Pakesia Parker-Edgecombe or Pakesia Edgecombe; Pakesia Parker is a politician who was a government minister in The Bahamas. She was the first woman to represent her constituency and she was the only woman in the cabinet when she became the minister responsible for Disaster Preparedness, Management and Reconstruction.

==Life==
Parker-Edgecombe was born in West End, Grand Bahama. Her mother was single and she was cared for by her mother and her grandmother. Her first work was to save money for her education which resulted not only in an honours degree in Mass Communications/Broadcast Journalism, but also a master's degree in Public Administration. Her qualifications led to a fifteen-year-long journalism career in the Broadcasting Corporation of the Bahamas. Her career included being an anchor on the news.

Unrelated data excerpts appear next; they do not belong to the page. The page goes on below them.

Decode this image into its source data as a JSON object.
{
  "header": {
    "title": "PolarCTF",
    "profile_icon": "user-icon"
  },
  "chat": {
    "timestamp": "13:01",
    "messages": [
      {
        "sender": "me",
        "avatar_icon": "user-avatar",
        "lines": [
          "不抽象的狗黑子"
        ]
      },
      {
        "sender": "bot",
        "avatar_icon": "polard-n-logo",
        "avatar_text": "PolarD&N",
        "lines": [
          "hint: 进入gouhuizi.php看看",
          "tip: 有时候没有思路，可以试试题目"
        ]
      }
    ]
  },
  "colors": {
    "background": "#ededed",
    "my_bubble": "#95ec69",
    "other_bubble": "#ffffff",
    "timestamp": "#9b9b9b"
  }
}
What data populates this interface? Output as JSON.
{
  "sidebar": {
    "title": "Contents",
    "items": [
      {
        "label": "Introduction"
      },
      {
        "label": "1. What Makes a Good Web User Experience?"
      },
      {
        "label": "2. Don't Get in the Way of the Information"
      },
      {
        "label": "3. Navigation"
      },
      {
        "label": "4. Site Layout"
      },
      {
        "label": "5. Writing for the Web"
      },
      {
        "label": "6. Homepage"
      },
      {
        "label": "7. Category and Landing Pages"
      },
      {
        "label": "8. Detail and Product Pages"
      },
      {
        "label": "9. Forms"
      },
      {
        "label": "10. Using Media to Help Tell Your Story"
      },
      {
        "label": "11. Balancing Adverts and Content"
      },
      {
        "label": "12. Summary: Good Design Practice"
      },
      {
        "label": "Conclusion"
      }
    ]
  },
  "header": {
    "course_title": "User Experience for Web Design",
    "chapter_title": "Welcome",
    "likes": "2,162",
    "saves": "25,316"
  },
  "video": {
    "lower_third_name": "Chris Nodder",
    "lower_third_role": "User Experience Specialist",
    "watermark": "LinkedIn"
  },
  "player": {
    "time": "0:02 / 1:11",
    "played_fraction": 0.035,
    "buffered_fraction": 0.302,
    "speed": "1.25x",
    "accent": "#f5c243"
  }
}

She was elected to parliament in the 2017 Bahamian general election. She was the first woman to represent West Grand Bahama and Bimini.

Parker-Edgecombe became a Parliamentary Secretary in the Office of the Prime Minister. On 2 March 2021 she was promoted to be a Minister of State. She was made responsible for Disaster Preparedness, Management and Reconstruction on the recommendation of the Prime Minister. She replaced Iram Lewis who was given another ministerial portfolio. Lanisha Rolle had resigned under a cloud the week before and she had been the only woman in the cabinet. It was alleged that Parker-Edgecombe had been chosen to be a minister because she was a woman. Parker-Edgecombe said this was just politics and she regretted that she was the only woman in cabinet, but there were others in the parliament.

In October 2023 she was not chosen as her party's candidate for what had been her constituency for one term. She had her position to Obie Wilchcombe and her party had chosen Bishop Ricardo Grant as their new candidate. She supported Bishop Ricardo Grant and said she was not disappointed.

==Private life==
She is married to Trevor Edgecombe and they have two children.